The Nats went out and spent some money in the off-season for the first time since Ronnie Belliard turned down a lucrative career in Real Estate Sales to join the club back in 2007.  Their big splash was the signing of Jayson Werth, who should react favorably to a less hitter friendly park and limited protection in the lineup.  They also signed Adam LaRoche, a player who has accumulated a great deal of experience playing in front of 300-1,000 fans, a major advantage for players first joining the club.

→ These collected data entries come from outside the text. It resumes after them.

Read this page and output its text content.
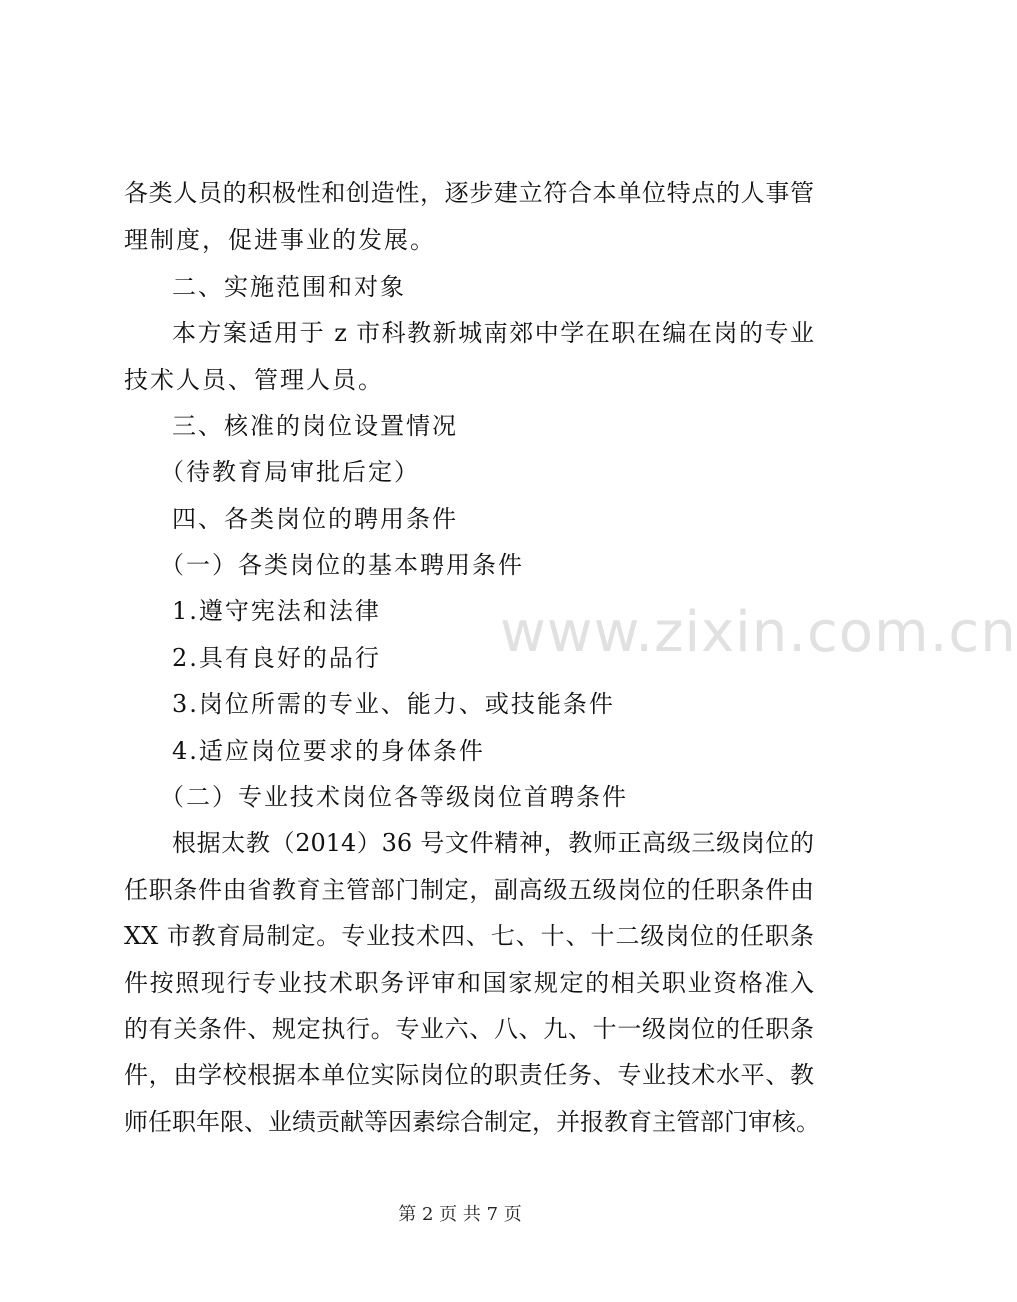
各类人员的积极性和创造性，逐步建立符合本单位特点的人事管
理制度，促进事业的发展。
二、实施范围和对象
本方案适用于 z 市科教新城南郊中学在职在编在岗的专业
技术人员、管理人员。
三、核准的岗位设置情况
（待教育局审批后定）
四、各类岗位的聘用条件
（一）各类岗位的基本聘用条件
1.遵守宪法和法律
2.具有良好的品行
3.岗位所需的专业、能力、或技能条件
4.适应岗位要求的身体条件
（二）专业技术岗位各等级岗位首聘条件
根据太教（2014）36 号文件精神，教师正高级三级岗位的
任职条件由省教育主管部门制定，副高级五级岗位的任职条件由
XX 市教育局制定。专业技术四、七、十、十二级岗位的任职条
件按照现行专业技术职务评审和国家规定的相关职业资格准入
的有关条件、规定执行。专业六、八、九、十一级岗位的任职条
件，由学校根据本单位实际岗位的职责任务、专业技术水平、教
师任职年限、业绩贡献等因素综合制定，并报教育主管部门审核。
www.zixin.com.cn
第 2 页 共 7 页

They feature a bevy of young potential superstars including recent arm transplant recipient Jordan Zimmerman and David Clyde-esque flamethrower Stephen Strasburg.  If minor league sensation Bryce Harper does not drown in eye black, he could join the club for a late season push.

NL Central-Brewers

Somebody has to win the Central….right????

NL Wild Card-Florida

Florida’s fan base has suffered through several subpar seasons due to the nearly constant fire sale that has taken place since the franchise last won the World Series in 2003.  Those twelve people have suffered terribly and deserve a great season.  This is their year!